Comparado con estos casos de corrupción, las botellas de vino, las entradas para partidos de hockey y los pagos y sobornos a los partidos municipales, son maníes, opina el profesor Pierre Beaudet en las páginas de Le Devoir.
El gobierno federal administra un presupuesto anual de más de 250 mil millones, cuya gestión deja mucho que desear, según críticos como Kevin Page, el ex director de presupuesto parlamentario en la Cámara de los Comunes, y Michael Ferguson, el Auditor General de Canadá.
Bajo el gobierno de Stephen Harper, la lista de casos de dinero público que se desvanece o que es malgastado es muy larga, incluyendo las decenas de millones gastados en circunscripciones conservadoras en ocasión de la cumbre del G8 en Toronto.
Y todavía no gastados, pero con señales de mal augurio, se encuentran los grandes presupuestos de gastos militares que fueron deliberadamente subestimados y escondidos, como es el caso del avión de combate F-35.
Más allá de los esfuerzos del gobierno para desviar la atención de los escándalos, también existe un poderoso aparato estatal en Ottawa que practica el favoritismo e incluso el nepotismo.
Los «amigos» de los partidos en el poder son generosamente recompensados con contratos y canonjías, como son los numerosos conservadores recientemente nombrados a diversos tribunales administrativos y consejos de administración.
Este clientelismo, este amiguismo, que incluye a los cónyuges y otros familiares, toma la forma de un constante ir y venir entre diputados, senadores, ex funcionarios, candidatos que no fueron elegidos, quienes se distribuyen los cargos de alto nivel en la administración pública y parapública canadiense.

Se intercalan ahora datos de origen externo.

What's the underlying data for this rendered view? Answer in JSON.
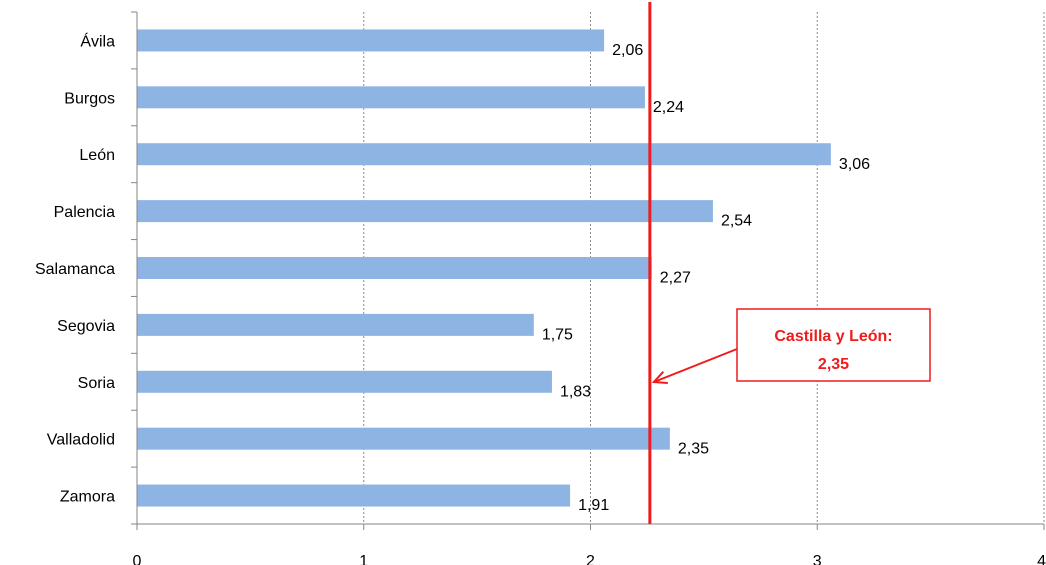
{
  "chart_data": {
    "type": "bar",
    "orientation": "horizontal",
    "categories": [
      "Ávila",
      "Burgos",
      "León",
      "Palencia",
      "Salamanca",
      "Segovia",
      "Soria",
      "Valladolid",
      "Zamora"
    ],
    "values": [
      2.06,
      2.24,
      3.06,
      2.54,
      2.27,
      1.75,
      1.83,
      2.35,
      1.91
    ],
    "value_labels": [
      "2,06",
      "2,24",
      "3,06",
      "2,54",
      "2,27",
      "1,75",
      "1,83",
      "2,35",
      "1,91"
    ],
    "title": "",
    "xlabel": "",
    "ylabel": "",
    "xlim": [
      0,
      4
    ],
    "xticks": [
      0,
      1,
      2,
      3,
      4
    ],
    "xtick_labels": [
      "0",
      "1",
      "2",
      "3",
      "4"
    ],
    "grid": "vertical-dotted",
    "reference_line": {
      "value": 2.35,
      "label_line1": "Castilla y León:",
      "label_line2": "2,35",
      "color": "#ee1c1c"
    },
    "bar_color": "#8eb4e3",
    "legend": "none"
  }
}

Dicho esto, sería un error decir que todos los administradores estatales son corruptos, sostiene Pierre Beaudet.
Recientemente, se ha visto el caso de administradores públicos rebelarse contra la Ley del Silencio y el control impuesto por Harper.
Para la gran mayoría de los empleados de la administración pública, el actual estado de la situación es un castigo y no una recompensa.
Será necesario algo más que bellas declaraciones para limpiar a Ottawa de la gangrena que contamina el Estado federal, dice finalmente al profesor Pierre Beaudet, profesor de la Universidad de Ottawa, en las páginas del periódico Le Devoir de Montreal.